The closest Amadeus and I come to arguing is when we’re writing a song. It’s stupid, I know. We aren’t professionals-we’re doing it for fun, and most of the time it really is fun. I love the flowiness of the whole process, the way we work together. I’ll be deep into a writing project, he’ll be deep into playing his guitar and sometimes the stars align and things will merge. We mentally float toward each other–our separate projects are put aside and we start collaborating. Before you know it, we’re sitting beside each other on the sofa, singing something that hadn’t existed an hour before.
But I’m persnickety about words and he’s persnickety about music theory and I wanna jam things in and he wants to yank things out and I wanna sing it this way and he wants to play it that way and we have moments of testiness that we never experience at any other time. I’ve come to believe that some of the world’s most beautiful love songs had to have been written by people who wanted to beat the holy shit out of each other. I imagine Ashford and Simpson glaring at each other while penning “You’re All I Need to Get By,” Dozier and Holland getting into fistfights while writing “How Sweet It Is To Be Loved By You.”
Amadeus: “You just need to take the word ‘moonlight’ out of there.”
Me: But it’s important to the theme. It’s painting a picture.
Amadeus: You can’t cram all those syllables into it. It won’t work with the tune.
Me: Sure it will.
Amadeus: No it won’t.
Me: Uh huh. Here. Let me sing it for you. (sings)

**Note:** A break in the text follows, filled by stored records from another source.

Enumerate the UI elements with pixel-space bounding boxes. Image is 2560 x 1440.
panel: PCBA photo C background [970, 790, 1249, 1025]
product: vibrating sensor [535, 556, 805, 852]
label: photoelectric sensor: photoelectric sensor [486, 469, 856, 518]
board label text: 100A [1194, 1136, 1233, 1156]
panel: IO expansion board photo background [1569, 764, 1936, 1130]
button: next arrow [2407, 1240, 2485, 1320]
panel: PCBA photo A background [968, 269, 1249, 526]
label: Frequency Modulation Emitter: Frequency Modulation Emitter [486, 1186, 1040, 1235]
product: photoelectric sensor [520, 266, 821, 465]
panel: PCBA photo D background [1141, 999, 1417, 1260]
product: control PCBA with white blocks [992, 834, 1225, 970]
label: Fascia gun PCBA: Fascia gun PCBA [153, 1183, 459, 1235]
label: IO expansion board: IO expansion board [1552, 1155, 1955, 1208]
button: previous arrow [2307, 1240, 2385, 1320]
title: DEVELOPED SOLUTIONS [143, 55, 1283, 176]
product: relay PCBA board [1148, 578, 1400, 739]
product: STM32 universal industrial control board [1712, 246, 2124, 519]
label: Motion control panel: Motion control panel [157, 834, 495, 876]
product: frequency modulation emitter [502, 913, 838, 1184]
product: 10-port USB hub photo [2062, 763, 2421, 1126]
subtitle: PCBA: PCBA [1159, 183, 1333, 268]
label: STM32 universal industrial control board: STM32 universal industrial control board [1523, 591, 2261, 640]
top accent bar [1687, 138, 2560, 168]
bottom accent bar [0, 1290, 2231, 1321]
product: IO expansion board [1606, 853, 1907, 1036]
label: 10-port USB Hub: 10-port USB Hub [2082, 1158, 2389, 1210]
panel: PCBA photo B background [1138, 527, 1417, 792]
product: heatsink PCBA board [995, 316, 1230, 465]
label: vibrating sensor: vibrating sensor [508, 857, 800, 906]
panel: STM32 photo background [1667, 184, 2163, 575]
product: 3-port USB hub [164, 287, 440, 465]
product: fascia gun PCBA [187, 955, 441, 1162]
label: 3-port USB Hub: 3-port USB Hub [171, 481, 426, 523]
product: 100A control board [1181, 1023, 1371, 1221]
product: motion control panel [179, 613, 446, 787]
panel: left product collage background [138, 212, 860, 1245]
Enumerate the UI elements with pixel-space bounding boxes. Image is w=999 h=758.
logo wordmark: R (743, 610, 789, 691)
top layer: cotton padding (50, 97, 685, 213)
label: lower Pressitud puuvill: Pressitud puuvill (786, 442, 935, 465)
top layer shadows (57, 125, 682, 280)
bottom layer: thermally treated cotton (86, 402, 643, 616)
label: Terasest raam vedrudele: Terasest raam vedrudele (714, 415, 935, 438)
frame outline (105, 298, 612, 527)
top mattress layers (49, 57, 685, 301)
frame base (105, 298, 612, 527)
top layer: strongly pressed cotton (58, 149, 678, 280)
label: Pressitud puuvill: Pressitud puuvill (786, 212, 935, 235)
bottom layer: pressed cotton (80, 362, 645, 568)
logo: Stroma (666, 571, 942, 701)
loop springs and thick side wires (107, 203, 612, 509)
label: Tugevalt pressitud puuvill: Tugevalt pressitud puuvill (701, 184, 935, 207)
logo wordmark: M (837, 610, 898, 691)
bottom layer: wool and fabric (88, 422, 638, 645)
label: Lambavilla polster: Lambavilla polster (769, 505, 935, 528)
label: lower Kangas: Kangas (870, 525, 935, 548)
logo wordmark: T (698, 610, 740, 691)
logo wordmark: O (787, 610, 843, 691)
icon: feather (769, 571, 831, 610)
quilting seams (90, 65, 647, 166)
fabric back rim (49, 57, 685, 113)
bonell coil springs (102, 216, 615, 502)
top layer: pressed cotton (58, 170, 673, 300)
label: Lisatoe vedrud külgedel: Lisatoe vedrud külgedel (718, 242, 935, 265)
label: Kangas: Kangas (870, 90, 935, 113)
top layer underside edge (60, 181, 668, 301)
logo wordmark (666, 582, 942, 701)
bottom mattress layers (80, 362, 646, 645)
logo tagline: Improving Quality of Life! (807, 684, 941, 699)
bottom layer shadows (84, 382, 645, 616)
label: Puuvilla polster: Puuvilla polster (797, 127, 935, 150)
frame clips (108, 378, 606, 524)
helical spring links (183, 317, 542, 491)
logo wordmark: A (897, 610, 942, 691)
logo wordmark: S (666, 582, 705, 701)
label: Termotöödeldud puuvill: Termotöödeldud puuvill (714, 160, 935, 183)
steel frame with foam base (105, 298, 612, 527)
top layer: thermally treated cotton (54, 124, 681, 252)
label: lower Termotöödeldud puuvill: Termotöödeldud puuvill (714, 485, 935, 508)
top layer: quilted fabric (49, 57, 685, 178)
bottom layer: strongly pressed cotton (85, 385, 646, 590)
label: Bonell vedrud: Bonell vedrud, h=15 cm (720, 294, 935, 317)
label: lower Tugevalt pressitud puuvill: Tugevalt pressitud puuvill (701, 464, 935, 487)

Amadeus: (Winces) No it won’t.
They’re tiny little road blocks, and as time goes by, we’re learning give and take, how to listen to the other’s musical point of view. Sometimes I win my case, sometimes he wins his, but usually within a few minutes a little lightning bolt will hit one of us. We reach a compromise, make a change or two and all is right with the world.
My husband popped out of his mother’s womb with, I think, a viola in his hands, and he’s been involved in music professionally since dinosaurs roamed the earth. I have to defer to his knowledge a lot of the time, and I want to hug him each time he defers to mine. He taught music for more than twenty years, and he understands more about these things than I ever will. Solo, he’s written some sweet, stirring songs, but when we write together we’re two sides of a coin. He’s logic, I’m emotion, he’s technical, I’m all about the feeling of the thing. He’s rhythm, I’m…I don’t know–a ceiling fan. But wonderful things sometimes happen when the left side of his brain and the right side of mine link up and click together like space modules.
Amadeus is also much more subdued about our songwriting than I am. Don’t get me wrong– he loves it as much as I do. We’ve written several tunes he’s proud of. He’s just a lot more realistic about our limitations than I am, and deals with things in a more mature manner.
Example: A musician pal of his just moved back to town. They’ve played together for decades, and once recorded a CD together. He came over a few weeks ago, and played us a new tune he’d been working on. Amadeus picked up on it within about three seconds, heaved out his upright bass and began playing along. He began making a few suggestions, and creativity started bubbling. I tell you, I can’t keep the smile off of my face when this type of thing starts happening. My brain chemistry goes into some weird mode that feels like a combination of starlight and queso dip.
As I sat listening, words began twinkling in my head. I grabbed my laptop and started writing. They looked at what I’d typed, and they liked it a lot. Encouraged, I went on, and before too long, an entire song had popped out. Amadeus and his friend were looking at me as though I were some freak alien songwriting machine, but for some reason, that tune just happened to make lyrics appear in my head. We set about tweaking and rearranging, moving words and sounds until we’d finished. It was lovely. “Why don’t we start meeting once a week?” the friend suggested, “You know–just to see what happens.”
After he left, I jumped up and down like a popcorn kernel. “Wasn’t that fun???” I squealed. “Wasn’t that amazing???” “A songwriting night! Wow! Won’t that be great???”
Amadeus does not jump up and down. He does not squeal. He has dignity. He is a bass player, and he is cool.
“Mmm hmm. We’ll see.”
We’ll see? What the–
I have to look at it from his point of view. He’s been involved with enough musicians to populate a small country. He’s hauled more amps than Mötley Crüe’s roadies. He’s played more gigs than…You get the idea. Obviously, he looks at music much more pragmatically than I do.
So far, our musician friend has performed that new song twice, and Amadeus accompanied him on bass both times. The friend very sweetly told the audience that the three of us had written it together. I sat in the audience, snapping pics on my camera phone like a new mom, beaming at the baby we’d brought into the world. To those two guys, it’s just another kid. To me, it’s a little wonder.